The Biden administration is looking to introduce an emissions threshold to limit financing for high-carbon projects. This threshold would allow the administration to bypass objections from agencies that often cite their charters as preventing discrimination against specific sectors.

International Pressures and Political Challenges

The U.S. proposal follows a similar initiative by the European Union, which has advocated for banning export credits for oil and gas. Countries like the United Kingdom and Canada have already adopted similar policies, almost entirely cutting public financing to these sectors.

However, influential OECD members like South Korea are hesitant to endorse such a reform. South Korea’s shipbuilding industry, heavily reliant on liquefied natural gas (LNG) exports, could face significant negative impacts.

A Climate Legacy for the Biden Administration

This reform comes at a tense political time. With the imminent arrival of the Trump administration, supporters of the measure believe that a swift agreement at the OECD could lock in this policy, making it harder to reverse.

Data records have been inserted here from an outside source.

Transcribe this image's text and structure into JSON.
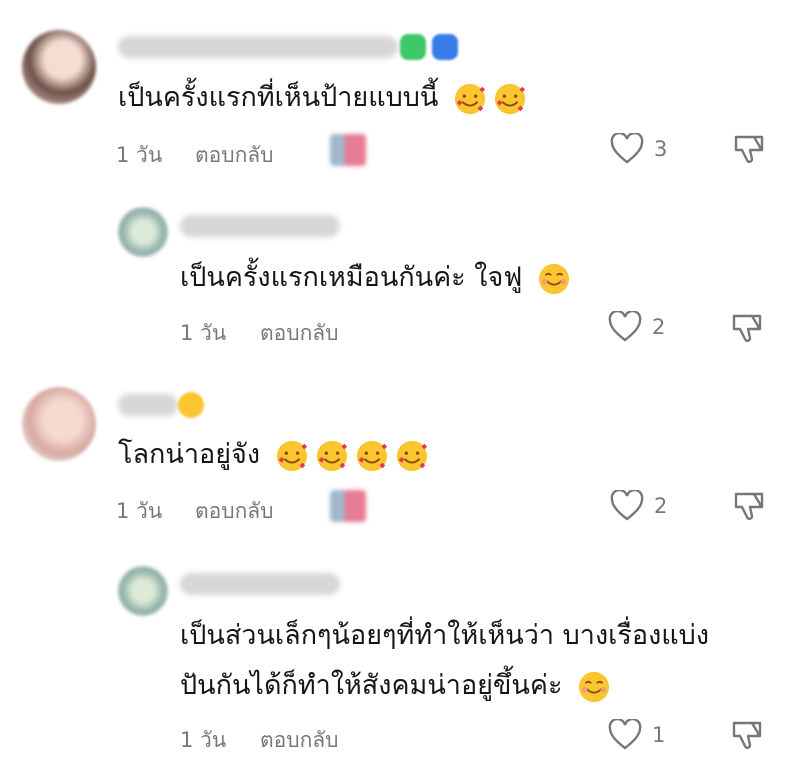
{
  "comments": [
    {
      "text": "เป็นครั้งแรกที่เห็นป้ายแบบนี้",
      "emojis": [
        "smiling-face-with-hearts",
        "smiling-face-with-hearts"
      ],
      "time": "1 วัน",
      "reply_label": "ตอบกลับ",
      "likes": "3"
    },
    {
      "text": "เป็นครั้งแรกเหมือนกันค่ะ ใจฟู",
      "emojis": [
        "smiling-face"
      ],
      "time": "1 วัน",
      "reply_label": "ตอบกลับ",
      "likes": "2"
    },
    {
      "text": "โลกน่าอยู่จัง",
      "emojis": [
        "smiling-face-with-hearts",
        "smiling-face-with-hearts",
        "smiling-face-with-hearts",
        "smiling-face-with-hearts"
      ],
      "time": "1 วัน",
      "reply_label": "ตอบกลับ",
      "likes": "2"
    },
    {
      "text_line1": "เป็นส่วนเล็กๆน้อยๆที่ทำให้เห็นว่า บางเรื่องแบ่ง",
      "text_line2": "ปันกันได้ก็ทำให้สังคมน่าอยู่ขึ้นค่ะ",
      "emojis": [
        "smiling-face"
      ],
      "time": "1 วัน",
      "reply_label": "ตอบกลับ",
      "likes": "1"
    }
  ],
  "colors": {
    "heart_green": "#3ec86a",
    "heart_blue": "#3a7bea",
    "emoji_yellow": "#fbc531",
    "muted_text": "#777777"
  }
}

Climate advocates, such as Kate DeAngelis of Friends of the Earth, see this initiative as a pivotal moment. “This could be a turning point for U.S. climate commitments,” she says. However, challenges remain, particularly regarding the implementation of new rules by agencies like EXIM, which have historically been slow to adapt their practices.

Expected Global Impact

According to the International Energy Agency, reducing public financing for fossil fuel projects would free up resources to accelerate the energy transition. While the immediate impact of this reform might be limited, it could discourage private investments in risky, high-carbon projects.

This initiative marks a new chapter in U.S. climate policy and highlights the persistent tensions between environmental goals and economic interests. The coming weeks will be decisive in measuring the scope of this commitment and its impact on international energy cooperation.